Mi si stanno addormentando le gambe, il suo peso le schiaccia sul materasso abbastanza forte da bloccare la circolazione, tento di spostarmi ma lui si arriccia più stretto contro di me.
“Non me ne sto andando, voglio solo sdraiarmi.” ridacchio, accarezzandolo mentre lascia che mi appoggi con la schiena ai cuscini per poi sdraiarsi lungo il mio corpo.
“Stasera non leggi?” chiede, il tono noncurante, mentre sbircia verso il mio viso.
“Vuoi che legga?” chiedo, sporgendomi a prendere il libro e aprendolo a caso, incurante del segno, focalizzando gli occhi sulla pagina nella luce fioca della lampada.
Sento le dita di Sherlock sfiorarmi la guancia e il suo viso sporgersi verso il mio, l’espressione concentrata di chi cerca di risolvere un complesso enigma.
“Il tuo occhio destro è più debole del sinistro: la pupilla si contrae diversamente, i tuoi occhi sono incredibilmente asimmetrici, il destro è sempre più stanco alla fine della giornata. Anche il colore è leggermente diverso, è difficile notarlo mentre sei in penombra ma è più semplice vedere la sfumatura di verde sul fondo del sinistro quando siamo al sole. L’asimmetria è ciò che ci rende imperfetti John, ma è anche l’indispensabile caratteristica di ogni viso piacevole.” sopprime un sorriso, accarezzandomi la guancia.
“Conclusioni significative?”chiedo, osservando tutte le sue asimmetrie, registrando ogni ombra sui suoi zigomi.
“I tuoi occhi sono molto belli.” risponde, con la semplicità con cui mi avvisa che sono le cinque e devo preparare il the. Ridacchio piano, baciandogli la fronte, sistemandomi il libro in una mano mentre con l’altra accarezzo i suoi capelli tiepidi.
Comincio a leggere a bassa voce, tanto vicino al suo orecchio che tocco i suoi ricci con le labbra.
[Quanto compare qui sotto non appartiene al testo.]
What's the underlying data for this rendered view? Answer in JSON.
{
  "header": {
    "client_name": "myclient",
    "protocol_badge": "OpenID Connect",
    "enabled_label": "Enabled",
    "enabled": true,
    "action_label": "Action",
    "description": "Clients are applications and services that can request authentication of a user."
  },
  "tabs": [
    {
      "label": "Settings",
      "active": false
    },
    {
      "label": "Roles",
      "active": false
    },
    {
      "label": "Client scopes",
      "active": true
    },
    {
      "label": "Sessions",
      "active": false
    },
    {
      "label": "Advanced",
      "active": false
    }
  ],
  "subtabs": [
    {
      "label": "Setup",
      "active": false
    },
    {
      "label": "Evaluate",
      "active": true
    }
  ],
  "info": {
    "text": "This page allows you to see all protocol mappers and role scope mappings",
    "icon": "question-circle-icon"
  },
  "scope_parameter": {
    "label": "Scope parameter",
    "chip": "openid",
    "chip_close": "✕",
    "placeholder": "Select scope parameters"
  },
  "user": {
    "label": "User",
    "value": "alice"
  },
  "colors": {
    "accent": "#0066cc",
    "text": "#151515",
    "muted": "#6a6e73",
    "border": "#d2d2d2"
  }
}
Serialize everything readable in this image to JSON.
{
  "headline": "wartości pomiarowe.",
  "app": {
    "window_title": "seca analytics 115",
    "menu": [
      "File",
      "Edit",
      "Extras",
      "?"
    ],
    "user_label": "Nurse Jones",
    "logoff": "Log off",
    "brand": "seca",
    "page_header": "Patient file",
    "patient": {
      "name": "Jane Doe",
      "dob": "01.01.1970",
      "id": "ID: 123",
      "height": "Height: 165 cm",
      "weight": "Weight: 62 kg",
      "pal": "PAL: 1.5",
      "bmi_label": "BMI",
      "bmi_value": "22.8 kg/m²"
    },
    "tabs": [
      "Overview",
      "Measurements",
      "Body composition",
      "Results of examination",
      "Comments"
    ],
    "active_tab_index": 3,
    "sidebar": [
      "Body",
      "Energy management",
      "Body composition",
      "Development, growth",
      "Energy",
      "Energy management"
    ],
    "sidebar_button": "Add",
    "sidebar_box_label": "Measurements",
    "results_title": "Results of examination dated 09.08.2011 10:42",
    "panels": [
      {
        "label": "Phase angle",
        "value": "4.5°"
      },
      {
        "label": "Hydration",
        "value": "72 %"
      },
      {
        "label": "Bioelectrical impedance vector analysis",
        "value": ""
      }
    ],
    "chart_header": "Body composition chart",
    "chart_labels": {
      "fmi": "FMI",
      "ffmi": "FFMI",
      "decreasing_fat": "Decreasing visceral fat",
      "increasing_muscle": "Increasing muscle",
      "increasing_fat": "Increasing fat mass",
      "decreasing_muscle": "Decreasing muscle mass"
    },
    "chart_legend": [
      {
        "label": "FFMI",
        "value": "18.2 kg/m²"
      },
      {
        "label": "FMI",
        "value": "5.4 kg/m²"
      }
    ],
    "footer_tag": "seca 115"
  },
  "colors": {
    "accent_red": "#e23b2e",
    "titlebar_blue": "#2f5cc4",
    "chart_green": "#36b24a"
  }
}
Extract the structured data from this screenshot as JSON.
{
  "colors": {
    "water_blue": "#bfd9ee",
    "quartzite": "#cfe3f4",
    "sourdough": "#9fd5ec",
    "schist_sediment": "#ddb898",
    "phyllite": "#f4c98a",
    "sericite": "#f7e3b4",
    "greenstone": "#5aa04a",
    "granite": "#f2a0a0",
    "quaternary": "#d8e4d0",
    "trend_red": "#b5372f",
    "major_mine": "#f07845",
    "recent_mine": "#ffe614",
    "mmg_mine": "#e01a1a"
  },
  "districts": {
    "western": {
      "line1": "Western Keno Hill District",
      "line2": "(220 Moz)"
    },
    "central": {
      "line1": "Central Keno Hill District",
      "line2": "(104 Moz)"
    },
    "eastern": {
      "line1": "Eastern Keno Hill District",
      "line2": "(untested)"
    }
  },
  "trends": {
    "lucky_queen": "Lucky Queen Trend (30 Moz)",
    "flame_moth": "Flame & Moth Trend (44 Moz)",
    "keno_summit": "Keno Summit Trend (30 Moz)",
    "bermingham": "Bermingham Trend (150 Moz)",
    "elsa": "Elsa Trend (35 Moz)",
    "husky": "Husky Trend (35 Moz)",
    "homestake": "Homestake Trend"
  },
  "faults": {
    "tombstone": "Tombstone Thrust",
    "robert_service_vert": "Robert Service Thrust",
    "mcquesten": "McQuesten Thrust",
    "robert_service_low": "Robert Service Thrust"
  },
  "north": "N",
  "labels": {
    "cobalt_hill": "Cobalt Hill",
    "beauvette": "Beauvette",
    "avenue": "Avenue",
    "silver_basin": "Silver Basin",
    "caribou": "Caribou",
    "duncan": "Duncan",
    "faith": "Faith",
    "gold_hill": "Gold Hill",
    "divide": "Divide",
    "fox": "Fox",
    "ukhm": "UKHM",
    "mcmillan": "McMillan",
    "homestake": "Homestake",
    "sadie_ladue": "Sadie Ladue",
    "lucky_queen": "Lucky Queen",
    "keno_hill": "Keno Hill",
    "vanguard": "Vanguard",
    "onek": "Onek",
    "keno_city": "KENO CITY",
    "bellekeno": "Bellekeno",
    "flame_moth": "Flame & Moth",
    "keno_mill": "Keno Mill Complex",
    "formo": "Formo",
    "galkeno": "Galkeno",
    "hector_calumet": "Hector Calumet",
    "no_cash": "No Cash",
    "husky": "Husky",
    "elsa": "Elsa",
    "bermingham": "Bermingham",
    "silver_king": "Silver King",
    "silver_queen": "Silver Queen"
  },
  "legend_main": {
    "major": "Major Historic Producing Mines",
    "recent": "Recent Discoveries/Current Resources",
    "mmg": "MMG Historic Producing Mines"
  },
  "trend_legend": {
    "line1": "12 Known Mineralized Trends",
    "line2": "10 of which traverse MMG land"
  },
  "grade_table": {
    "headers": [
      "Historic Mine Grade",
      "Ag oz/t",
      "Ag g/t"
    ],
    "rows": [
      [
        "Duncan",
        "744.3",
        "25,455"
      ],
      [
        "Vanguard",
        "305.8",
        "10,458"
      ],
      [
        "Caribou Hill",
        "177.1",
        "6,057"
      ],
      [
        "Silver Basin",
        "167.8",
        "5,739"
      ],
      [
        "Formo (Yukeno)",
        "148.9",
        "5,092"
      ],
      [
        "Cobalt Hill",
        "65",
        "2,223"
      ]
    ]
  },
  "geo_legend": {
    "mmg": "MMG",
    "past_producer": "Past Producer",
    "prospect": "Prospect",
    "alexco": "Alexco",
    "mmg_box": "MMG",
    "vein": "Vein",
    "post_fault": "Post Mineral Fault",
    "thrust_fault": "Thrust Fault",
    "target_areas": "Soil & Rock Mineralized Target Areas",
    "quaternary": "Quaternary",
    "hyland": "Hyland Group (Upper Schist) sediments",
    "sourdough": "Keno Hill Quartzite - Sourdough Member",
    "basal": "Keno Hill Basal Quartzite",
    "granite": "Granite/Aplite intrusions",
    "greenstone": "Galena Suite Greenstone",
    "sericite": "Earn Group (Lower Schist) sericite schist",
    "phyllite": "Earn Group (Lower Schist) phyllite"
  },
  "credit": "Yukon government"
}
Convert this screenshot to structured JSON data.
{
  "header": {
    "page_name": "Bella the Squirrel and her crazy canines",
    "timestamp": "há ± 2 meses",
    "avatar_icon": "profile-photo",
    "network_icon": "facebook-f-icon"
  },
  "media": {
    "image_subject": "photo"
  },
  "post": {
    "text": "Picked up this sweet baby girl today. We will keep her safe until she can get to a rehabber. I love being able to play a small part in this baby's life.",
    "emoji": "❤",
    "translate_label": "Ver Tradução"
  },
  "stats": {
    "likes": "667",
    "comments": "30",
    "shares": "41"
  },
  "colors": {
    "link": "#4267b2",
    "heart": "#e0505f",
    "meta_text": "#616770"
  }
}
Passano dieci pagine prima che socchiuda le labbra e si rilassi completamente, il petto si alza e si abbassa contro il mio, il suo sonno mi rassicura profondamente. Spengo la luce.
E’ così facile essere felici.


*questo è una velata operazione di lavaggio del cervello: leggete quel libro perchè non hanno ancora inventato un aggettivo per descrivere quanto ne valga la pena.

NDA: devo dire che la gente che si legge le cose a vicenda mi ha sempre fatto tenerezza, forse perché l’unico motivo per cui io e mia sorella non ci sgozziamo è che di tanto in tanto ci leggiamo le cose ad alta voce. perciò ringrazio immensamente quel piccolo mostro che mi ruba i vestiti, i mascara e occupa la mia camera con la sua inopportuna presenza perché senza il tempo speso a dirmi che i miei periodi sono troppo lunghi o che metto troppi aggettivi io probabilmente non saprei scrivere una frase di senso compiuto <3 e grazie a voi anche questa volta per aver letto. alla prossima, baci baci.